Despite commodity prices that have slumped to their lowest levels since the global financial crisis—oil prices have fallen about 11 percent since June alone—they are seen as inconsequential to a spike in materials prices. If anything, lower energy prices are a boost to transportation costs by reducing them.
“Oil prices are coming down because that helps manufacturers use oil, natural gas to transport goods, or to heat and cool their processes,” said Carrick. “Transportation, heating (and) cooling costs will be down, which firms will appreciate.”

According to Denk, builders have always struggled with rising prices for commodities since the cost of materials like lumber, plywood and drywall typically moves independently of commodities costs.
The sole downside to lower oil costs is that the trend may dampen the oil boom, which might in turn delay or halt pricier projects in markets with strong energy industry ties, Carrick added.

Another nonresidential sector that might surprise people with a huge comeback is hotel/motel.
As employment increases—the economy added 321,000 jobs in November—and gasoline prices plummet, more people are inclined to travel for business and pleasure.

“Year-over-year employment in the hospitality industry is quite strong; it held up better than other categories,” said Carrick. “Several hospitality accommodation projects are in the pipeline.”
The PENTA Building Group, for one, is currently working on the MGM Grand Garden Arena in Las Vegas, as well as a number of Native American hospitality projects in Oklahoma, Phoenix and South California, which involve building gaming resorts on tribal land.

“We’re not seeing any negative pressure that’s affecting construction activity because of material (price) increases,” Glen Maxwell, vice president of preconstruction at The PENTA Building Group, told CPE. “Drop in oil prices is not consistent with slow growth of material prices; they seem to be moving in opposite directions.”
The main issue to watch during 2015 is the cost of labor.

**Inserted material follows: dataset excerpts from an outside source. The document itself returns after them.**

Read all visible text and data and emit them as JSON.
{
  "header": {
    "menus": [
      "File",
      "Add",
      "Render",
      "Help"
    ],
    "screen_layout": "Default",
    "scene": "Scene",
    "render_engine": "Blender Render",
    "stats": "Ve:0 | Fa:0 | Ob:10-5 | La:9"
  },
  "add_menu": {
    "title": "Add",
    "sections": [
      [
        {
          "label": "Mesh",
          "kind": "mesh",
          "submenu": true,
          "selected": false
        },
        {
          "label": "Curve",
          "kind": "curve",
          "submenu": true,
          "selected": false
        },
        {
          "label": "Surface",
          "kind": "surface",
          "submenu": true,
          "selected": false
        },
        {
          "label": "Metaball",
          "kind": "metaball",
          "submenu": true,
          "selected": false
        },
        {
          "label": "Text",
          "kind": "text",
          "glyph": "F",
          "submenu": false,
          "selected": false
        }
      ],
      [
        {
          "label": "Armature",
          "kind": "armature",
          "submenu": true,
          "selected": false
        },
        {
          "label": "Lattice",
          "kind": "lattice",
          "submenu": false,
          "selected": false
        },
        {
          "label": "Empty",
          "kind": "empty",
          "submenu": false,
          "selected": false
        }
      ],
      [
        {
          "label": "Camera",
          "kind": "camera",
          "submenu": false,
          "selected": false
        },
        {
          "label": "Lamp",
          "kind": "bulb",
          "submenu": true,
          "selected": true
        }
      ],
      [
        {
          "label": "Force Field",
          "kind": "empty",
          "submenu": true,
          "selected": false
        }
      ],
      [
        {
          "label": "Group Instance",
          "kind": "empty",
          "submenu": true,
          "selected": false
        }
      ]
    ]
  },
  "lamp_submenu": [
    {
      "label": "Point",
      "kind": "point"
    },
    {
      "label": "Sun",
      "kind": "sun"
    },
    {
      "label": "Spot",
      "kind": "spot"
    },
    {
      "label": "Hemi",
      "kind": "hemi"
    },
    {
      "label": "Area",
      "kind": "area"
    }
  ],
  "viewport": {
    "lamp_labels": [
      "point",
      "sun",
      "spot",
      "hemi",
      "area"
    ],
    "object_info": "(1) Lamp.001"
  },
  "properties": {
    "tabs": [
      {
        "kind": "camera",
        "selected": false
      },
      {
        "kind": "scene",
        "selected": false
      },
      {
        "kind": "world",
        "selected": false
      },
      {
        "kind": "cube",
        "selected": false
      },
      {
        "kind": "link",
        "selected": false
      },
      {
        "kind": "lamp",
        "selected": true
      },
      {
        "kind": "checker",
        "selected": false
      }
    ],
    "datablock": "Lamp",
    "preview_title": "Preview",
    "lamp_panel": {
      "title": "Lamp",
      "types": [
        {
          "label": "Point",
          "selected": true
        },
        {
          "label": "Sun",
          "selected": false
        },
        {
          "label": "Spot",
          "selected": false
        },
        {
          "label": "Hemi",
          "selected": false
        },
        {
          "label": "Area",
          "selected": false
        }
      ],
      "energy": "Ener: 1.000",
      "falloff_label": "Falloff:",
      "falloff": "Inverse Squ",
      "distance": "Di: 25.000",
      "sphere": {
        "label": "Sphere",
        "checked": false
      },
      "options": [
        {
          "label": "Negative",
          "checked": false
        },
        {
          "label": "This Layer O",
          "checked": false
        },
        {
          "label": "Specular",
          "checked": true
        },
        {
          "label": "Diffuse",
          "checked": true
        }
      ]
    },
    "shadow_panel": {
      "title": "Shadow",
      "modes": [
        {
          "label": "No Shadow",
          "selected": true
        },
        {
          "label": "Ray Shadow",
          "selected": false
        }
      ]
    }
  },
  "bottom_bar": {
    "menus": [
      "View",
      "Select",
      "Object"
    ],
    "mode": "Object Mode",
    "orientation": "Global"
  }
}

Average weekly construction earnings increased 2.8 percent in November. The unemployment rate in construction has fallen to 6.5 percent compared to 9 percent a year ago. Due to the housing bust, there’s still a shortage of drivers, carpenters, plumbers and electricians who went looking for jobs elsewhere. As a result, firms will now have to pay more to attract workers back to that field.

“Resources are being drawn back and so is the supply of workers and supply of materials,” Denk concluded. “It will be a push-and-pull, supply-and-demand set of forces through 2015-16.”